Девица Рабе покраснела, со свойственной ей живостью бросилась к окну и закричала из него:
– Простите меня, господин Дихтерлихт! это я, я во всем виновата.
На это увещание, ласковым, обворожительным голосом произнесенное, затих ропот школьного мастера. В то же время вошла к Луизе в спальню сама баронесса Зегевольд; с нежностью поцеловала дочь, поздравила ее со днем рождения и, пожелав ей счастья, вручила корзину, в которой лежали богатые ожерелья, серьги, цепи и зарукавья, искусно отделанные; потом, обратившись к мариенбургской гостье, величаво кивнула ей и, в знак милостивого внимания к бедной, ничего не значащей воспитаннице пастора, которую дочь ее удостоивала своими ласками, дозволила Катерине Рабе поцеловать себя в щеку. Несмотря на эту милость, в глазах баронессы сквозило неудовольствие, что ее предупредили у новорожденной с поздравлениями. Луиза поспешила одеться, благодарила мать за подарки, казалась довольной, а сама думала: «На что мне они?»
В недобрый час был приход в Гельмет бедных музыкантов. Только что утихла над ними гроза мариенбургского школьного мастера и стихотворца Дихтерлихта, уже собирались новые тучи с другой стороны. Никласзон, этот верный агент Паткуля, как мы имели случай видеть, вскоре заметил Вольдемара из Выборга и почел худым предвестием эту комету, в первый раз являвшуюся над горизонтом Гельмета. «Как! лазутчик Шлиппенбахов? Этот человек, ищущий с такою неутомимостью гибели русского войска и так усердно отыскиваемый патриоткою, он здесь, это что-нибудь значит; это не к добру, тем более что Шлиппенбах должен быть ныне в Гельмет, не подозревая еще грозной тревоги! Если этот шпион, нигде не отыскав его, пожаловал сюда с известием о приближении русских, так бедняжка опоздал: время ушло! Думаю, что весь здешний край заблаговестит это через несколько часов. Взявшись за ремесло лазутчика, он должен был твердо знать, что для ловли сельдей и китов бывает одна пора; но если этот лукавый музыкант провел нас, искусников, – ибо часто в нашем ремесле случается, что тот, кто считает себя близко цели своего обмана, бывает сам обойден; на всякого мудреца бывает довольно простоты, – если тот лукавый музыкант, говорю я, проведал, кто пожалует сюда на праздник с Фюренгофом, и шепнет о том не в урочный час на ушко своему доброжелателю?.. Тогда все это недоконченное и нетвердое здание прямо падет на меня!.. Однако ж чрез кого проведать ему? в одну ночь? Сомнительно! мудрено! На всякий случай надобно держать проклятого музыканта в почтительном отдалении от баронессы и Шлиппенбаха. Как на беду, Адам, этот всеобщий покровитель нищих и побродяг, успел приютить голубчиков под свое крыло. Вот уж он ведет слепца и товарища к баронессе. Буду делать, что могу, и между тем, для безопасности собственной персоны, не худо иметь в готовности оседланного коня и добрую пару пистолетов». Так рассуждал сам с собою лукавый Никласзон, решившись даже на отчаянные меры, если бы как-нибудь проникла наружу тайна Фюренгофова товарища и гостя гельметского, Зибенбюргера, и обстоятельства, не побоявшись мастера, их устроившего, пошли ему наперекор. Во-первых, он исполнил все, придуманное им для собственной безопасности; потом отдал слугам строжайший приказ без дозволения его не пускать гуслиста и слепца в дом.

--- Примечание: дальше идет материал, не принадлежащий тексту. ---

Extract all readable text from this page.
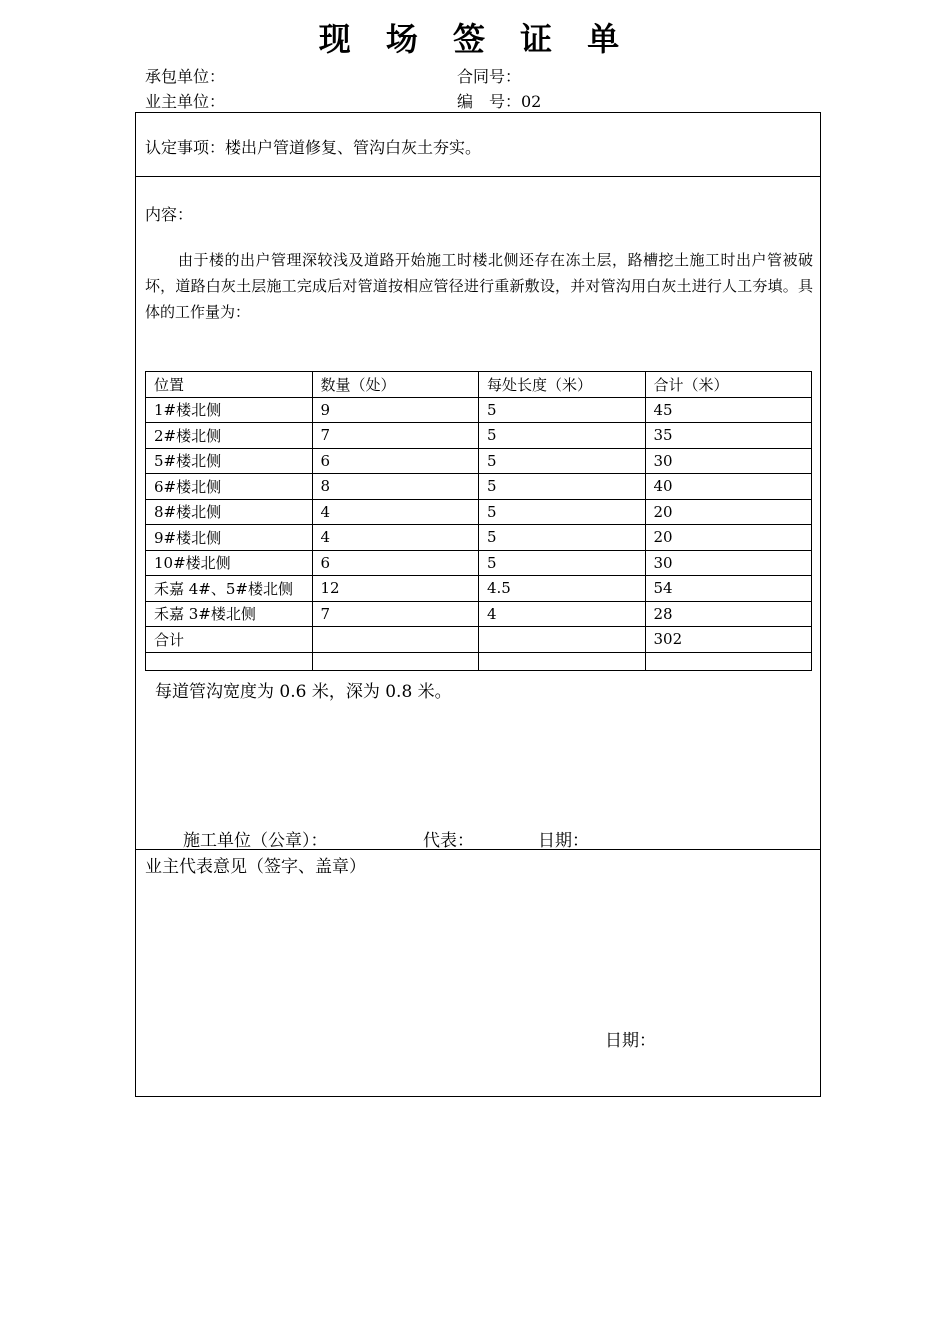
现 场 签 证 单
承包单位：	合同号：
业主单位：	编　号：02
认定事项：楼出户管道修复、管沟白灰土夯实。
内容：
由于楼的出户管理深较浅及道路开始施工时楼北侧还存在冻土层，路槽挖土施工时出户管被破坏，道路白灰土层施工完成后对管道按相应管径进行重新敷设，并对管沟用白灰土进行人工夯填。具体的工作量为：
位置	数量（处）	每处长度（米）	合计（米）
1#楼北侧	9	5	45
2#楼北侧	7	5	35
5#楼北侧	6	5	30
6#楼北侧	8	5	40
8#楼北侧	4	5	20
9#楼北侧	4	5	20
10#楼北侧	6	5	30
禾嘉 4#、5#楼北侧	12	4.5	54
禾嘉 3#楼北侧	7	4	28
合计			302

每道管沟宽度为 0.6 米，深为 0.8 米。
施工单位（公章）：	代表：	日期：
业主代表意见（签字、盖章）
日期：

Не с такою жадностью обжора вкушает перигорского пирога, несколько месяцев ожиданного, с какою баронесса пожирала беседу Вольдемара, этого таинственного агента Шлиппенбахова. Правда, вся беседа заключалась еще в одном приступе к дипломатическим сношениям, который начался, как у иного автора при всяком сочинении, с яиц Лединых. Правда, и ответы гуслиста не обещали уступчивой искренности: но, по крайней мере, дипломатка старалась голосом сирены привлечь в свою область этого нового Язона, хранящего золотое руно, то есть тайну похищения Паткуля. Лукавый Никласзон поспешил, однако ж, разрушить эту беседу, отозвав баронессу в ближнюю комнату и объяснив ей со всепокорнейшею преданностью, что она, дальнейшим сближением с пришлецом и, может быть, обманщиком, растеряет плоды вчерашнего посещения раскольников, которых изведанное усердие ныне так легковерно меняет на сомнительные виды. Если же она желает, продолжал Элиас, чтобы известие о сборах русского войска на Лифляндию было ею первою сообщено его превосходительству, господину генерал-вахтмейстеру и чтобы неожиданность этого извещения придала ему цены, следственно, таинственности и важности дипломатическим ее трудам, то всего лучше держать на нынешний день музыканта в отдалении так, чтобы он никак не мог добраться до генерала.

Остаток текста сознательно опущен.